Delivering the keynote address at the Atlantic Council’s annual awards dinner, Biden praised “Those brave professionals who tracked and killed Osama bin Laden, it was just actually breathtaking.” He termed it “a staggering undertaking” and proclaimed that “no one else other than the American group of military warriors who could do it.” The vice president declared himself in “absolute awe” of the “capacity and dedication of the entire team – both the intelligence community, the CIA, the SEALs. It was extraordinary.”
Referring to the night’s honoree for Distinguished Artistic Leadership, Biden quipped, “Placido Domingo is the only man who could sing their praises.”
He was also proud of his former colleagues on Capitol Hill. “What was even more extraordinary was — and I’m sure former administration officials would appreciate this more than anyone — there was such an absolute overwhelming desire to accomplish this mission that although for over several months we were in the process of planning it, and there were as many as 16 members of Congress that were briefed on it, not a single solitary thing leaked.”

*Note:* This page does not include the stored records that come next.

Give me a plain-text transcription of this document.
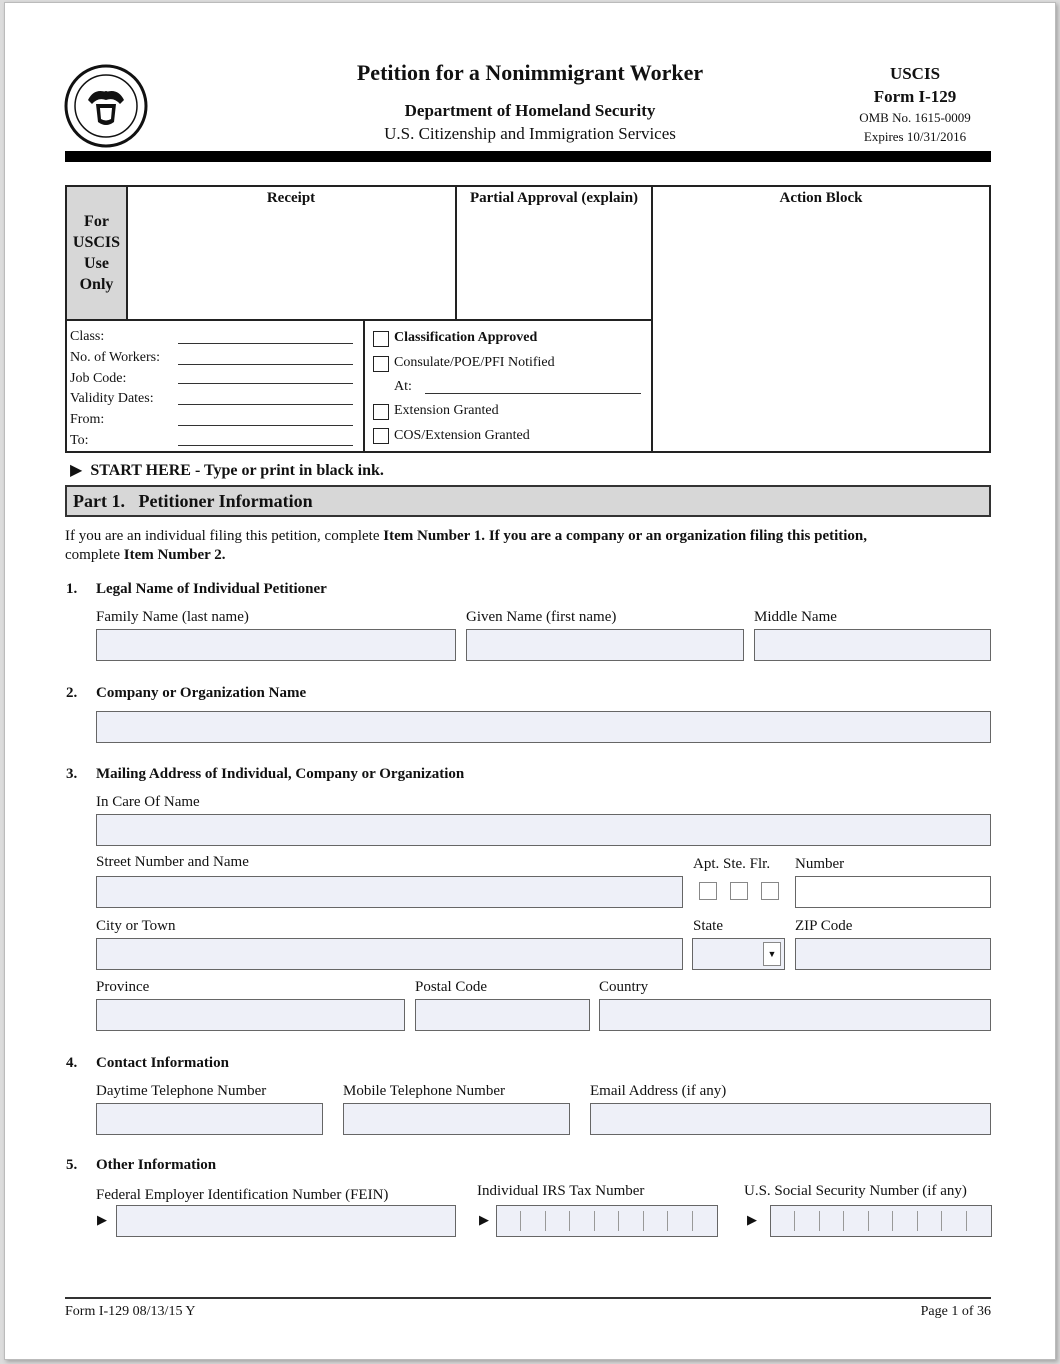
Petition for a Nonimmigrant Worker
Department of Homeland Security
U.S. Citizenship and Immigration Services
USCIS
Form I-129
OMB No. 1615-0009
Expires 10/31/2016
For
USCIS
Use
Only
Receipt	Partial Approval (explain)	Action Block
Class:
No. of Workers:
Job Code:
Validity Dates:
From:
To:
Classification Approved
Consulate/POE/PFI Notified
At:
Extension Granted
COS/Extension Granted
▶ START HERE - Type or print in black ink.
Part 1. Petitioner Information
If you are an individual filing this petition, complete Item Number 1. If you are a company or an organization filing this petition,
complete Item Number 2.
1. Legal Name of Individual Petitioner
Family Name (last name)	Given Name (first name)	Middle Name
2. Company or Organization Name
3. Mailing Address of Individual, Company or Organization
In Care Of Name
Street Number and Name	Apt. Ste. Flr. Number
City or Town	State	ZIP Code
▼
Province	Postal Code	Country
4. Contact Information
Daytime Telephone Number	Mobile Telephone Number	Email Address (if any)
5. Other Information
Federal Employer Identification Number (FEIN)	Individual IRS Tax Number	U.S. Social Security Number (if any)
▶	▶	▶
Form I-129 08/13/15 Y	Page 1 of 36
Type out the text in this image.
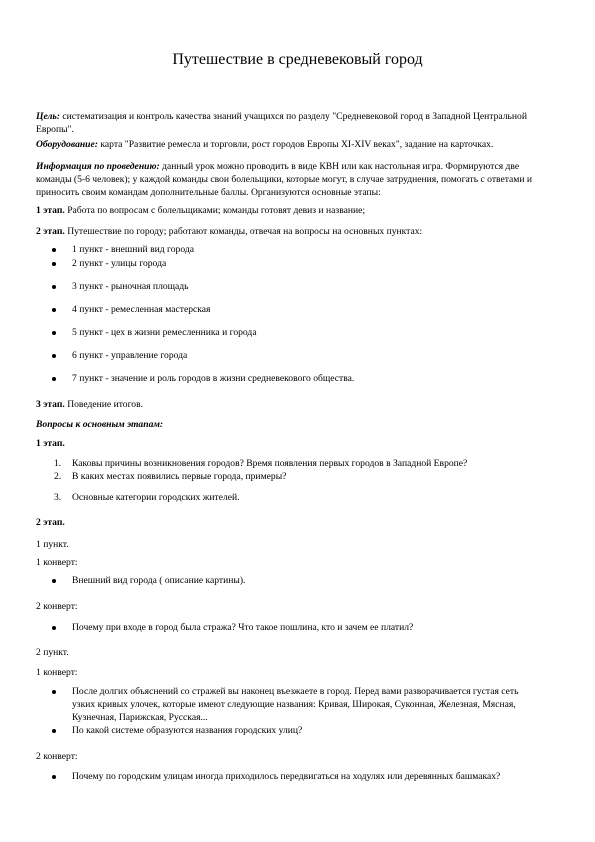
Путешествие в средневековый город
Цель: систематизация и контроль качества знаний учащихся по разделу "Средневековой город в Западной Центральной
Европы".
Оборудование: карта "Развитие ремесла и торговли, рост городов Европы XI-XIV веках", задание на карточках.
Информация по проведению: данный урок можно проводить в виде КВН или как настольная игра. Формируются две
команды (5-6 человек); у каждой команды свои болельщики, которые могут, в случае затруднения, помогать с ответами и
приносить своим командам дополнительные баллы. Организуются основные этапы:
1 этап. Работа по вопросам с болельщиками; команды готовят девиз и название;
2 этап. Путешествие по городу; работают команды, отвечая на вопросы на основных пунктах:
1 пункт - внешний вид города
2 пункт - улицы города
3 пункт - рыночная площадь
4 пункт - ремесленная мастерская
5 пункт - цех в жизни ремесленника и города
6 пункт - управление города
7 пункт - значение и роль городов в жизни средневекового общества.
3 этап. Поведение итогов.
Вопросы к основным этапам:
1 этап.
1. Каковы причины возникновения городов? Время появления первых городов в Западной Европе?
2. В каких местах появились первые города, примеры?
3. Основные категории городских жителей.
2 этап.
1 пункт.
1 конверт:
Внешний вид города ( описание картины).
2 конверт:
Почему при входе в город была стража? Что такое пошлина, кто и зачем ее платил?
2 пункт.
1 конверт:
После долгих объяснений со стражей вы наконец въезжаете в город. Перед вами разворачивается густая сеть
узких кривых улочек, которые имеют следующие названия: Кривая, Широкая, Суконная, Железная, Мясная,
Кузнечная, Парижская, Русская...
По какой системе образуются названия городских улиц?
2 конверт:
Почему по городским улицам иногда приходилось передвигаться на ходулях или деревянных башмаках?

“I think one clear message has gone out to the world,” he said. “There’s no place to hide. There’s no place you can hide. If the United States decides from one administration to the next that we will, in fact, reach a goal, we reach the goal. We are determined, and we will relentlessly, without any hesitation follow on that commitment, Democrat or Republican.”
While so much of the discussion of this mission among the chattering classes has kept to the standard partisan script, with Republicans and Democrats fighting over who should get the credit for this, the vice president’s sentiment that this bigger than that seems quite genuine. A senior administration official I talked to during the pre-dinner reception said that this was achievement was years in the making and that the Bush administration and everyone from “liberals to realists to neocons” deserve enormous credit for paving the way. Knowing this individual’s deep misgivings toward the previous administration’s policies and his sharp disdain for neoconservative ideals in particular, this was high praise indeed.
The result of this team effort, Biden declared, is that “The world is a safer place today not only for the American people, but for all people.”
James Joyner is managing editor of the Atlantic Council.